First carburetor rebuild yesterday! (I know! I'm as excited as you are!)
The accelerator pump in my carburetor was a bit "weak" and the carb would spit if I tried to "stand on it" with out giving the vehicle due warning.
I bought a kit from carburetor-parts.com for my Rochester BV and away I went!
Cleaning and replacing stuff took me about an hour and I had it back on in no time flat.
And that's when the carb fought back.
The car was running like crap, it was harder than hell to start, would stall on hills when left to idle, and jumped like crazy if any sort of constant throttle was attempted.
I also noticed the bowl was leaking out the top gasket.
Long story short: I'm REALLY familiar with float adjustments now, as well as any sort of needle float valve seating, how to check the needle float valve to make sure it IS seating, and I can have that carb apart and back together in 2-minutes FLAT! In the end it was the new gasket that was pinning the floats down. Maaaaaaaan that threw me for a loop! I was beginning to wonder if I was EVER going to get this thing to run right again. Shoot, I almost went in there with gasket sealer (it's sitting right next to me as I type) but that little voice said "yo numb-nuts, how the hell is gas getting that high in the bowl in the first place, and you really want to risk getting that E36 M3 in your gas and potentially plugging one of these teeeeeny little holes?"

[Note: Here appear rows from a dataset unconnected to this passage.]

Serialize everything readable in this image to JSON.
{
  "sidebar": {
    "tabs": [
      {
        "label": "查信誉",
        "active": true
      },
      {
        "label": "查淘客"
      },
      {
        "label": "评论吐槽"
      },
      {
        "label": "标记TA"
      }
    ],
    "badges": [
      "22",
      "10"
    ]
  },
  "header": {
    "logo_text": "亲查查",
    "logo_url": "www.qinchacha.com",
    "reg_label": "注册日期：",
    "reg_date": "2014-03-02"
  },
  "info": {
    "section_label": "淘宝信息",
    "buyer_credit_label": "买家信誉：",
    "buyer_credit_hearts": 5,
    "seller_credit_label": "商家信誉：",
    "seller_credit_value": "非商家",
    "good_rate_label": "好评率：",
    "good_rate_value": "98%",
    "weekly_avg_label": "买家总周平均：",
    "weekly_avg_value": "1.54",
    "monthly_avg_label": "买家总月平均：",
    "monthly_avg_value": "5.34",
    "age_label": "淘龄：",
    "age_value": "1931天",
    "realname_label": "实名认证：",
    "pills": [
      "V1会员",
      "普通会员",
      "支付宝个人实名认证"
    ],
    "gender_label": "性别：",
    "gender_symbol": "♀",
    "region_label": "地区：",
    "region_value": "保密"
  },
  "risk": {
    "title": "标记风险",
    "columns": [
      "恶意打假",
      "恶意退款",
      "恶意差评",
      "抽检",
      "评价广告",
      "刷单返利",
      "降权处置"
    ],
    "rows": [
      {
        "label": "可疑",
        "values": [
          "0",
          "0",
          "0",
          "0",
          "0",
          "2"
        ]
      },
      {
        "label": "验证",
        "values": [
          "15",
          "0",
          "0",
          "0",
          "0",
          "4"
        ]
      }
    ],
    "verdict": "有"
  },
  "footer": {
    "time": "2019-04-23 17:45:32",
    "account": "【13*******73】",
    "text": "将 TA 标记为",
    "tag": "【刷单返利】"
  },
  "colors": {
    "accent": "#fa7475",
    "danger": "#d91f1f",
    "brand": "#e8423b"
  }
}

I love that voice sometimes.
Anyhoo, old gasket back on (old gasket is also much much thicker), timing set, idle and idle mixture adjusted, and she's as regular as my grandmother after prunes.
The bad news? There is still a bit of a miss. Might do a compression check. I'm beginning to wonder if the valve seats were ever replaced... I guess it'd be a little late for lead additives now.